Namun cetakan tersebut dapat pula berupa cetakan bagian dalam (internal mould)
dicirikan bentuk permukaan yang halus, atau external mould dengan ciri permukaan
yang kasar. Keduanya bukan binatangnya yang tersiman, tetapi hanyalah cetakan
dari binatang atau organisme itu.
Trace fossil adalah suatu struktur berupa track, trall, burrow, tube, borring, yang terawaetkan sebagai fosil
organisme.
Kelebihan trace fossil dengan fosil kerangka :
1. Trace fossil biasanya terawetkan pada lingkungan yang berlawanan dengan pengendapan fosil kerangka misalnya
perairan dangkal dengan energy tinggi, batu pasir laut dangkal dan batu lanau laut.
2. Trace fossil tidak dipengaruhi oleh diagenesa bahkan diperjelas secara visual oleh proses diagenesa.

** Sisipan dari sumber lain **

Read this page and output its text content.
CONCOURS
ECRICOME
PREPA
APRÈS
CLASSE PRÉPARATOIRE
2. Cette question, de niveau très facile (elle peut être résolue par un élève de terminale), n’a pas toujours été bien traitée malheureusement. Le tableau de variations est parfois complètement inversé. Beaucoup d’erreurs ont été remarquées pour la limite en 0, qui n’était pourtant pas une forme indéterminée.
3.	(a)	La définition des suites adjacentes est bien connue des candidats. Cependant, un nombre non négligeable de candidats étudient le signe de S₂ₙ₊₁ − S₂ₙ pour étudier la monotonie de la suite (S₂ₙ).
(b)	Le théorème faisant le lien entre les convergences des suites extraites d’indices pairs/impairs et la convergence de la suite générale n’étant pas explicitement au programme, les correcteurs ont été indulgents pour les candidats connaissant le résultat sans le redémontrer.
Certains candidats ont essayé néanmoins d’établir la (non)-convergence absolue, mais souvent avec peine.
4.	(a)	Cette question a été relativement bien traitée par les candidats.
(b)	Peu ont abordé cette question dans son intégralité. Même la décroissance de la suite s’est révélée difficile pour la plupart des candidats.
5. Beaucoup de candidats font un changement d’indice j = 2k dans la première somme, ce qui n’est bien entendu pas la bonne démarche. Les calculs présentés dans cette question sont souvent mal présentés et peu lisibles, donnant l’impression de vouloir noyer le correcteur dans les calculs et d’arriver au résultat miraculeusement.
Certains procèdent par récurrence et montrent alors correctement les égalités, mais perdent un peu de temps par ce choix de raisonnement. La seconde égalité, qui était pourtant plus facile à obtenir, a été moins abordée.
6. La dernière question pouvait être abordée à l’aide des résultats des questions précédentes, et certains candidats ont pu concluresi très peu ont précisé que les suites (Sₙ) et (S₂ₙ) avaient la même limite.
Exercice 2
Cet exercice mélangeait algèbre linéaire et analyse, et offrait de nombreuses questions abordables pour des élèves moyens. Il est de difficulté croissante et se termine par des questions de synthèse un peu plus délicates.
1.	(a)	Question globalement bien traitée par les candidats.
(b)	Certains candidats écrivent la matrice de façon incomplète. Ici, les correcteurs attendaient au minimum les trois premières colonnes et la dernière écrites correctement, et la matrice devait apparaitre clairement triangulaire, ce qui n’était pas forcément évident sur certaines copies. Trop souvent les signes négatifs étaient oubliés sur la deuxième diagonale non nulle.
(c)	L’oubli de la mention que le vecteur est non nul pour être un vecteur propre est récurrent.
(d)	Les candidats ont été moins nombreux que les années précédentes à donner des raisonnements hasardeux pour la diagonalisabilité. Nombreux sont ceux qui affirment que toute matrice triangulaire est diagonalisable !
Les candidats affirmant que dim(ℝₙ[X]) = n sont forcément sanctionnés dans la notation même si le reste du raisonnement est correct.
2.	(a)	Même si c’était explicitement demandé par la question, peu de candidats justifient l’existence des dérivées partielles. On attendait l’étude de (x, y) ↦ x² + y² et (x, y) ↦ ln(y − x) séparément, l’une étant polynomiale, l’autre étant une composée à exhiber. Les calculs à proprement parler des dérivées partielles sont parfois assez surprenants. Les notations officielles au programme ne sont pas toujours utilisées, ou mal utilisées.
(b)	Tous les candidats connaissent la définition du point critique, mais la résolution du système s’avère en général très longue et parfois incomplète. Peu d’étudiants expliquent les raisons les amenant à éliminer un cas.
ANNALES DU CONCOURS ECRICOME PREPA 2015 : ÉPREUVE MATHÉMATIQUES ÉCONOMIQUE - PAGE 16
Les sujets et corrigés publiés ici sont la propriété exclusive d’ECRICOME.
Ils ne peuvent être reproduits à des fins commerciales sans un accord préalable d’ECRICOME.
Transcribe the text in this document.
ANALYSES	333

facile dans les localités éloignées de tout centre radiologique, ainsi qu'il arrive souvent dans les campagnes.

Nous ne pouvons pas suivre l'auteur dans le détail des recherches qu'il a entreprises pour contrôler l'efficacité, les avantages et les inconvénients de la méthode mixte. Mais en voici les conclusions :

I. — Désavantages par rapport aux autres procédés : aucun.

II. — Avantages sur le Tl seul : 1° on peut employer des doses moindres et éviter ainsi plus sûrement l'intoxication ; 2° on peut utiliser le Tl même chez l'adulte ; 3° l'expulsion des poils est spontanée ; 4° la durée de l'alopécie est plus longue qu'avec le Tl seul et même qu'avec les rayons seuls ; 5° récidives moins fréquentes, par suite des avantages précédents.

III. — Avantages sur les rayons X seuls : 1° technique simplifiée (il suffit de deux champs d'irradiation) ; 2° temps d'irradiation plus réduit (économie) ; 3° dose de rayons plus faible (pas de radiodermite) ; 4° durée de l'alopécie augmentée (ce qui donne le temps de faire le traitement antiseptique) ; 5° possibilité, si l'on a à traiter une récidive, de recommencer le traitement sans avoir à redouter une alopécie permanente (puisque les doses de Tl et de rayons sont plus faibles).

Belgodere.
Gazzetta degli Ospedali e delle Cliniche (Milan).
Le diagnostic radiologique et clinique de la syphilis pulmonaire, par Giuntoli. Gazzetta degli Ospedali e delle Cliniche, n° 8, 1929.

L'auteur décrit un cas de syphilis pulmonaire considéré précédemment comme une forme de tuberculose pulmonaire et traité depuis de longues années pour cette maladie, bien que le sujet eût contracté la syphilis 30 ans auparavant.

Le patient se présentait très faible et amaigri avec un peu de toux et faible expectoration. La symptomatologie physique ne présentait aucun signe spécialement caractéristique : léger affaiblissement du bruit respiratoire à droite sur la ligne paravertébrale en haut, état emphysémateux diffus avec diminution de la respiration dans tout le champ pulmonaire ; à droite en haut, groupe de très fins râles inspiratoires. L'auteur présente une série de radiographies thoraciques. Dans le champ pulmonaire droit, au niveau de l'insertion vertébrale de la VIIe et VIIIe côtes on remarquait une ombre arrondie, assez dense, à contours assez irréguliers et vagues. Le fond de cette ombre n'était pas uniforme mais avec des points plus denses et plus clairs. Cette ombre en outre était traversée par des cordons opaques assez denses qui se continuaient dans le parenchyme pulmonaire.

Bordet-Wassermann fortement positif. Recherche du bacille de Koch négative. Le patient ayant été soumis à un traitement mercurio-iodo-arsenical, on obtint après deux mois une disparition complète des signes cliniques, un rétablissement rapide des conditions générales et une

E. PROSES YANG MEMPENGARUHI TERBENTUKNYA FOSIL
1. Histometabasis, Penggantian sebagian tubuh fosil tumbuhan dengan pengisian mineral lain (cth : silika) dimana
fosil tersebut diendapkan
2. Permineralisasi , Histometabasis pada binatang
3. Rekristalisasi, Berubahnya seluruh/sebagian tubuh fosil akibat P & T yang tinggi, sehingga molekul-molekul dari
tubuh fosil (non-kristalin) akan mengikat agregat tubuh fosil itu sendiri menjadi kristalin
4. Replacement/Mineralisasi/Petrifikasi, Penggantian seluruh bagian fosil dengan mineral lain
5. Dehydrasi/Leaching/Pelarutan
6. Mold/Depression, Fosil berongga dan terisi mineral lempung
7. Trail & Track
Trail : cetakan/jejak-jejak kehidupan binatang purba yang menimbulkan kenampakan yang lebih halus
Track : sama dengan trail, namun ukurannya lebih besar
Burrow : lubang-lubang tempat tinggal yang ditinggalkan binatang purba.